During the Isu Era, the First Civilization built at least two sites containing artifacts near the future location of Paris.[1] After the Great Catastrophe, the Isu were no more and their former slaves, the Humans, spread in the world.[2]


During the Antiquity, France was known as Gaul and were populated by different tribes. Between 58 and 50 BCE, the Roman Army led by the consul Julius Caesar conquered the Gaul which became a part of the future Roman Empire.[3] The city of Lugdunum was the capital of the Roman Gaul and also the headquarters of the Liberalis Circulum, the Roman counter part of the Hidden Ones, a secret Brotherhood dedicated to protect humanity freedom. In 259 CE, the Liberalis Circulum fought against their sworn enemies, the Order of the Ancients, to recover the Ankh, a piece of Eden who could temporaly reviving dead.[4]

During the 3rd century, the Christian religion increased in Gaul. Denis, the bishop of Paris, was martyrised and beheaded, but according to legend, he walked to the village of Catolacus with his head between his hand before collasping. The village became known as Saint-Denis.[5]

Middle Ages

After the fall of the Roman Empire, the Gaul was established as the Kingdom of Franks. In 800 CE, the Kingdom became a part of the empire of Charlemagne.

In 1129, the Council of Troyes officialized the foundation of the Order of the Knights Templar, the new iteration of the Order of the Ancients. They became a powerful faction in Europe and Middle-East. In 1307, King Philip IV of France, who was heavily in debt to the Templars, was manipulated by the French Assassins into disbanding the Templars by accusing them of heresy. King Philip arrested hundreds of Templars, and burned their Grand Master Jacques de Molay at the stake, driving the Order back underground.[6][1]

From 1337 to 1453, France became involved in the Hundred Years' War with England, fighting for control over the French throne. England repeatedly led expeditions into French soil, which dealt a huge toll of the economy and the nation's morale. In response, the French built the Bastille in the late 14th century to defend Paris from the English threat, playing a vital role in internal conflicts.[7]

In the 1400s, Jeanne d'Arc acquired a Sword of Eden, and led French soldiers to victories in the war. In 1431, she was captured and executed by the English, while opportunistic Templars took the Sword.[8]
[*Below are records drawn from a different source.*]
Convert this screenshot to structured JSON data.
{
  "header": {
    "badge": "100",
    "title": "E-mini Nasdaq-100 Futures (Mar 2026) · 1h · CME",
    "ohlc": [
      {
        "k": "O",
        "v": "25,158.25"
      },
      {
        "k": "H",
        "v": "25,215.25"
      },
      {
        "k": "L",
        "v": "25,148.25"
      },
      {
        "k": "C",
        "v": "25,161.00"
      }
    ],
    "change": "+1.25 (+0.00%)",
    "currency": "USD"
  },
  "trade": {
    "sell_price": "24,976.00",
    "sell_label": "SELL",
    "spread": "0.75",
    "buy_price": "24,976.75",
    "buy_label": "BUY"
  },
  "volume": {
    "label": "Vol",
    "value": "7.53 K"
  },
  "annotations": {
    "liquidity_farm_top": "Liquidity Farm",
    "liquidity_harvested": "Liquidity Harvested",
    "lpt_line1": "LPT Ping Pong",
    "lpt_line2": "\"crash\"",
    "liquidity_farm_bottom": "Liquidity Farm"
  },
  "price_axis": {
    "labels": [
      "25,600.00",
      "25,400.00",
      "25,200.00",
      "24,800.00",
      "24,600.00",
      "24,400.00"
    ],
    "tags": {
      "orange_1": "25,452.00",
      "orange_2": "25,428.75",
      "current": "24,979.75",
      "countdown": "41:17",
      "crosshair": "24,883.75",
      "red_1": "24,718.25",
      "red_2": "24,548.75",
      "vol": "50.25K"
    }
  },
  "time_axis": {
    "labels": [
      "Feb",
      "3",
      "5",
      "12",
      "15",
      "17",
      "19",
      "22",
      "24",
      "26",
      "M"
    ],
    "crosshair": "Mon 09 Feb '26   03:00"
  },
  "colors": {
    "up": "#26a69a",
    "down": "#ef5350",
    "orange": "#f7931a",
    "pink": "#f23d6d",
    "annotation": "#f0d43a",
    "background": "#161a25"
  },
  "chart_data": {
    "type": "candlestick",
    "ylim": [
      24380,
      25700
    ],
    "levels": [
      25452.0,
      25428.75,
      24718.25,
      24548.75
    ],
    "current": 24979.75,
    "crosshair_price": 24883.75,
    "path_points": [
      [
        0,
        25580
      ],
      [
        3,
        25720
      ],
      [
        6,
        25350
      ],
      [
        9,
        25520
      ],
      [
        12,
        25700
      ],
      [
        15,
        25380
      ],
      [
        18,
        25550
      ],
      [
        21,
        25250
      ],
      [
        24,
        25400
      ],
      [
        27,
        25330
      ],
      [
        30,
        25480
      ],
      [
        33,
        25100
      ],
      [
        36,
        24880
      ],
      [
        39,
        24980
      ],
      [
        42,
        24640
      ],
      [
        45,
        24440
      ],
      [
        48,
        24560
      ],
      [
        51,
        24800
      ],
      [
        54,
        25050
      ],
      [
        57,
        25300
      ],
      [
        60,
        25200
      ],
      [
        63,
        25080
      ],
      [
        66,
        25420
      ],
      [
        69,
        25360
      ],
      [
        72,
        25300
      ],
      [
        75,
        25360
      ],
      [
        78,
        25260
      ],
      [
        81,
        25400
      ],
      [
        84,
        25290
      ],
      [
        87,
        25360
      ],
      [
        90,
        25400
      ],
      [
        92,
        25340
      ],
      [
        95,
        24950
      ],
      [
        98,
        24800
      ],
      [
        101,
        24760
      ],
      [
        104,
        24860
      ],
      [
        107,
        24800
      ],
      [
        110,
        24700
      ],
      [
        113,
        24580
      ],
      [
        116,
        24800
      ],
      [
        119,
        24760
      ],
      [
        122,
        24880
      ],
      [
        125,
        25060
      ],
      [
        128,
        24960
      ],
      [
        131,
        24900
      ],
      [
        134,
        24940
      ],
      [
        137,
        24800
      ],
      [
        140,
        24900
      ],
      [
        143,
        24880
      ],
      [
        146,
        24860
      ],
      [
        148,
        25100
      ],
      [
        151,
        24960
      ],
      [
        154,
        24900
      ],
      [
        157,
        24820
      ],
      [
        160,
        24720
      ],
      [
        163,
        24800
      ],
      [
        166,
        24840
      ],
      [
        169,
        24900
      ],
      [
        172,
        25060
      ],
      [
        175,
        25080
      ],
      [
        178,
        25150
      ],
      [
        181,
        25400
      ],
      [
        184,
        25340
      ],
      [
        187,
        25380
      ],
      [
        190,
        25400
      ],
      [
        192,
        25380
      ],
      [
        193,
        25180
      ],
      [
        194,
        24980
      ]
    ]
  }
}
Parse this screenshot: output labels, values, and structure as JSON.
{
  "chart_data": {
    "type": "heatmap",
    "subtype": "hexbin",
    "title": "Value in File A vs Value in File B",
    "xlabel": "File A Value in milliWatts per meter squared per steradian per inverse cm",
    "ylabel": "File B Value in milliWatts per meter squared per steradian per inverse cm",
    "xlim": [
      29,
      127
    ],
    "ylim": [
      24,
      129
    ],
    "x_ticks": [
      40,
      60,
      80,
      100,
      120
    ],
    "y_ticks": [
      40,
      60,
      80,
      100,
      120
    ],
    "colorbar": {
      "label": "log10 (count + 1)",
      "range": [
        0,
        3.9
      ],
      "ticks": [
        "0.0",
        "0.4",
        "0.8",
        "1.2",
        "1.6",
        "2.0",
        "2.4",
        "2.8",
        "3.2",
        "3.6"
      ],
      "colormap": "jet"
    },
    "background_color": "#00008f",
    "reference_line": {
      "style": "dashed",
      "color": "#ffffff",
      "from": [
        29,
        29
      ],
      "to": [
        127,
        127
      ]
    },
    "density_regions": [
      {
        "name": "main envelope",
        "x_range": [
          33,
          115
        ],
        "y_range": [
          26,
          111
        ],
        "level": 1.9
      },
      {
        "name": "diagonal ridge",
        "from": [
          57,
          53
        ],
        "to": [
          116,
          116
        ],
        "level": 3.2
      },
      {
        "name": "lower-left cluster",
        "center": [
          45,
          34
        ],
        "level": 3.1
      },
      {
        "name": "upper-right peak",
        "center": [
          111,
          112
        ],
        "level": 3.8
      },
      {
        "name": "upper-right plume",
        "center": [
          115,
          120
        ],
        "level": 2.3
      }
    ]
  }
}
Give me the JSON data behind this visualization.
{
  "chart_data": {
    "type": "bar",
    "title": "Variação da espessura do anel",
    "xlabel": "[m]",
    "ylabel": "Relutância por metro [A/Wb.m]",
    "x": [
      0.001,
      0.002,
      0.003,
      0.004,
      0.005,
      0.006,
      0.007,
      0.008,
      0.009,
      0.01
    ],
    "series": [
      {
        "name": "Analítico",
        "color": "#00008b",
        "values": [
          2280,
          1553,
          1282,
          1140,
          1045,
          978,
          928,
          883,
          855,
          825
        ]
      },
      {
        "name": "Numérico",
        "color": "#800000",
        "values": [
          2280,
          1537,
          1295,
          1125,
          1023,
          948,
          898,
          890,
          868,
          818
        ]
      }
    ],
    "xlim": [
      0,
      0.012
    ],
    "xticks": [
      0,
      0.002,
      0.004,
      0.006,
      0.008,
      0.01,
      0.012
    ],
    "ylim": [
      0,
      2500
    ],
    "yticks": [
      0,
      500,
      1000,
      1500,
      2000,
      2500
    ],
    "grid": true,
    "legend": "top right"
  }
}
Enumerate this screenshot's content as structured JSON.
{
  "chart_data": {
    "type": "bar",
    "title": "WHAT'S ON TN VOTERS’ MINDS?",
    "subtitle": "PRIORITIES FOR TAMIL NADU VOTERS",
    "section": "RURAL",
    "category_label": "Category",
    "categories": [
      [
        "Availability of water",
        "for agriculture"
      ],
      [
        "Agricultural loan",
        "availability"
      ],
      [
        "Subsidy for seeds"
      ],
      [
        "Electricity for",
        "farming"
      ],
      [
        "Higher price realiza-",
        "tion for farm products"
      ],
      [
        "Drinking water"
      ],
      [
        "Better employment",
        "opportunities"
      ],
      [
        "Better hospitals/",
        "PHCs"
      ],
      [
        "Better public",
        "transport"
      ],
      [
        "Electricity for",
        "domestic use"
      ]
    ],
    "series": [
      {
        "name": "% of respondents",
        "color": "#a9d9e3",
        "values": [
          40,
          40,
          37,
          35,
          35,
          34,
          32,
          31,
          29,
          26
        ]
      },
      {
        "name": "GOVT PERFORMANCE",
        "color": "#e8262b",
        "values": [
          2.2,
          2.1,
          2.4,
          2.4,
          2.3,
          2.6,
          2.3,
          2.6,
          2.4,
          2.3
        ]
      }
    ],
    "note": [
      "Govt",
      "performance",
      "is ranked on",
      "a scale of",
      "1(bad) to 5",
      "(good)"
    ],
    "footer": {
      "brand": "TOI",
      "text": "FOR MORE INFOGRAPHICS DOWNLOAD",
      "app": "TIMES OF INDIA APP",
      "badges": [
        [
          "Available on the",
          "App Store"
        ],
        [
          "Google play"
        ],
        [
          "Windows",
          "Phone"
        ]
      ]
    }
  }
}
Paris during the Renaissance

During the Renaissance, France was ruled by King Louis XII from his capital in Paris, though he was drawn away from the throne by his military conquests. During his absence, he left his foreign ministers in command, not knowing that they were working for the Borgia.[9]

In the early 1500s, a French Army, under the command of Octavian de Valois, was employed by Cesare Borgia, the Captain General of the Papal Armies, in order to help unite Italy under the Papal banner.[10]

Age of Enlightenment

During the Age of Enlightenment, France, in competition with Spain and England, sought to build up their Empire by capturing territories in Africa and, to a lesser extent, the West Indies.

France aided the Thirteen Colonies during the American Revolutionary War: the Marquis de Lafayette served as George Washington's aide-de-camp from 1777, and the French Navy, under Admiral De Grasse, was instrumental in securing victory.[11]

French Revolution

Main article: French Revolution

Eventually, numerous troubles in their homeland led to the French having their own revolution in 1789,[12][1]and control of France ultimately fell to one Napoleon Bonaparte, a skilled military Commander in possession of an Apple of Eden. From 1804 to 1815, Napoleon ruled over France and Western Europe as an Emperor.[13]

Belle Époque

After the end of the Franco-Prussian War in 1871, France enjoyed a period of peace and prosperity which would last until 1914. Dubbed as 'Belle Époque', Paris underwent technological advances which led to increase in size, economic power as well as the improvement of life quality.[14]

In 1889, the construction of the Eiffel Tower was completed, with the landmark becoming the symbol of France's new engineering prowess and of the Époque itself.[14]